Comprehensive evaluations of the costs of action versus inaction need to be informed by drought risk assessments. These would include analyses of drought hazards, vulnerability to drought, and drought risk management plans (Hayes et al. 2004). Analyses of drought hazards are important because proper risk assessments are impossible without knowledge of historical drought patterns and evolving probabilities of drought occurrence and magnitudes under climate change (Mishra and Singh 2010). This requires weather and drought monitoring networks with sufficient coverage, as well as sufficient human capacity to analyze and transform this information into drought preparedness and risk mitigation action (Pozzi et al. 2013; Wu et al. 2015). However, the operational forecasting of drought onset, its severity, and potential impacts several months in advance has not been broadly possible so far, especially in developing countries (Enenkel et al. 2015). Hallegatte (2012) indicates that the development of hydrometeorological capacities and early warning systems in developing countries to levels similar to those in developed countries would yield annual benefits of between USD 4 and 36 billion, with benefit-cost ratios between 4 and 35 (Pulwarty and Sivakumar 2014). Peck and Adams (2010), citing the case of the Vale Oregon Irrigation District in the United States, demonstrated that longer lead time weather forecasts are essential to enable appropriate responses to droughts. For example, if agricultural producers lack the knowledge that a second drought will shortly follow the first, they may mistakenly increase their future drought costs by expanding their earlier, vulnerable activities as a way to recoup their past losses. In this regard, in addition to physical meteorological infrastructures, wider innovative applications of available information and communication technologies, such as remotely sensed satellite data, have been instrumental in tracking vegetation cover change over long periods of time and with wide geographical coverage (Le et al. 2016).
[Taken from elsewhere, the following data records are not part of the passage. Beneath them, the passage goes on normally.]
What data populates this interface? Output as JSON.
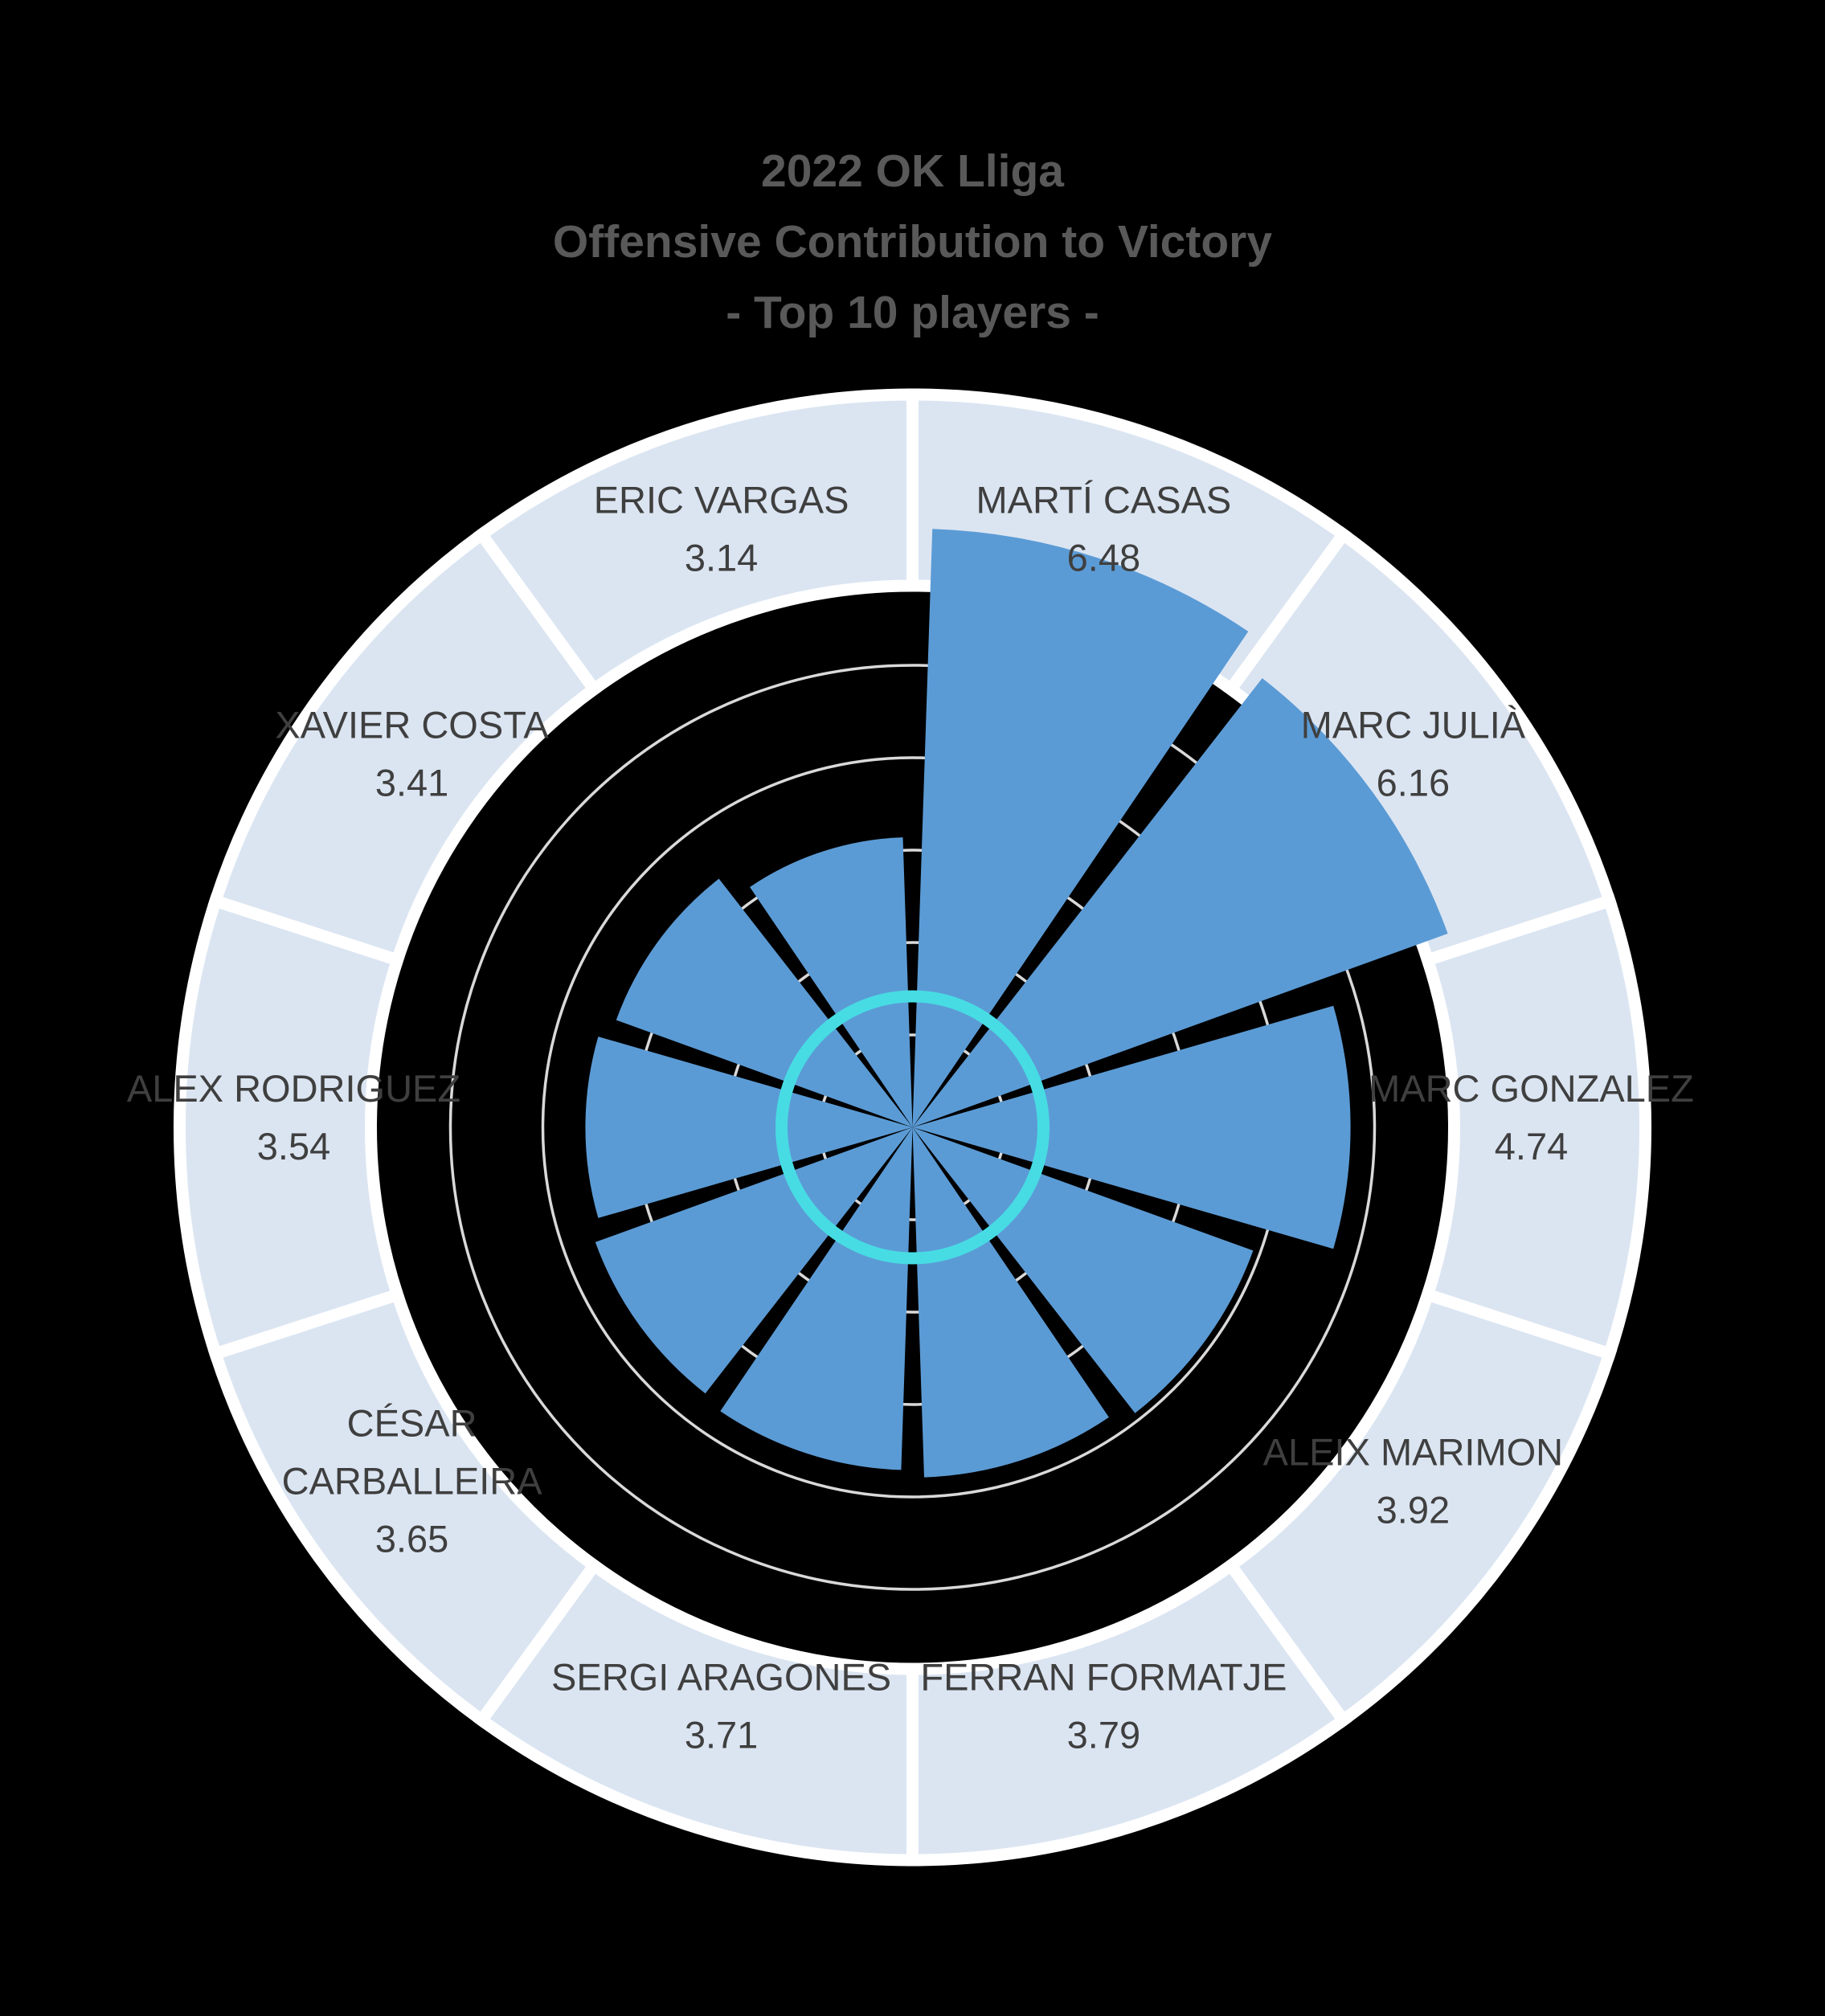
{
  "page": {
    "background": "#000000"
  },
  "chart_data": {
    "type": "polar_bar",
    "title_lines": [
      "2022 OK Lliga",
      "Offensive Contribution to Victory",
      "- Top 10 players -"
    ],
    "direction": "clockwise",
    "start_angle_deg": 0,
    "sector_span_deg": 36,
    "ylim": [
      0,
      6.5
    ],
    "gridline_values": [
      1,
      2,
      3,
      4,
      5
    ],
    "legend": "none",
    "categories": [
      "MARTÍ CASAS",
      "MARC JULIÀ",
      "MARC GONZALEZ",
      "ALEIX MARIMON",
      "FERRAN FORMATJE",
      "SERGI ARAGONES",
      "CÉSAR CARBALLEIRA",
      "ALEX RODRIGUEZ",
      "XAVIER COSTA",
      "ERIC VARGAS"
    ],
    "values": [
      6.48,
      6.16,
      4.74,
      3.92,
      3.79,
      3.71,
      3.65,
      3.54,
      3.41,
      3.14
    ],
    "players": [
      {
        "name": "MARTÍ CASAS",
        "value": 6.48,
        "label": "6.48"
      },
      {
        "name": "MARC JULIÀ",
        "value": 6.16,
        "label": "6.16"
      },
      {
        "name": "MARC GONZALEZ",
        "value": 4.74,
        "label": "4.74"
      },
      {
        "name": "ALEIX MARIMON",
        "value": 3.92,
        "label": "3.92"
      },
      {
        "name": "FERRAN FORMATJE",
        "value": 3.79,
        "label": "3.79"
      },
      {
        "name": "SERGI ARAGONES",
        "value": 3.71,
        "label": "3.71"
      },
      {
        "name": "CÉSAR CARBALLEIRA",
        "value": 3.65,
        "label": "3.65",
        "name_lines": [
          "CÉSAR",
          "CARBALLEIRA"
        ]
      },
      {
        "name": "ALEX RODRIGUEZ",
        "value": 3.54,
        "label": "3.54"
      },
      {
        "name": "XAVIER COSTA",
        "value": 3.41,
        "label": "3.41"
      },
      {
        "name": "ERIC VARGAS",
        "value": 3.14,
        "label": "3.14"
      }
    ],
    "colors": {
      "background": "#000000",
      "bar": "#5b9bd5",
      "ring_segment": "#dbe5f2",
      "ring_border": "#ffffff",
      "gridline": "#d9d9d9",
      "reference_circle": "#47dce4",
      "title_text": "#595959",
      "label_text": "#3f3f3f"
    }
  }
}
Similarly, mobile phone networks could help trace rainfall patterns with increased time and scale resolutions, especially in contexts where it could be time-consuming and costly to build physical weather monitoring infrastructure (Dinku et al. 2008; Hossain and Huffman 2008; Yin et al. 2008; Zinevich et al. 2008).

Although, as stated above, the literature on the impacts of droughts is fairly extensive, there is a lack of studies comparing the costs of inaction versus action. For example, Salami et al. (2009) traced the economy-wide effects of the 1999-2000 drought in Iran and found the total costs to be equal to

4.4 percent of the country's GDP. The same study also found that applying water-saving technologies to increase water-use productivity by 10 percent would reduce losses due to drought by 17.5 percent or USD 282 million. Furthermore, changing cropping patterns to suit the drought conditions allowed losses to be reduced by USD 597 million. Taylor et al. (2015) evaluated the viability of government drought risk mitigation strategies through increasing water-use efficiency, implementing integrated water resource management, and improving water infrastructures in Uganda. The results indicated that the rate of return could be more than 10 percent. Harou et al. (2010) used the case of California to show that mitigation action such as water markets could substantially reduce the costs of drought impacts, while Wheeler et al. (2014) showed how such markets have worked for Australia's Murray River Basin. Most of these examples of drought costs are linked to agriculture, yet droughts also have impacts in urban areas (Box 5.1).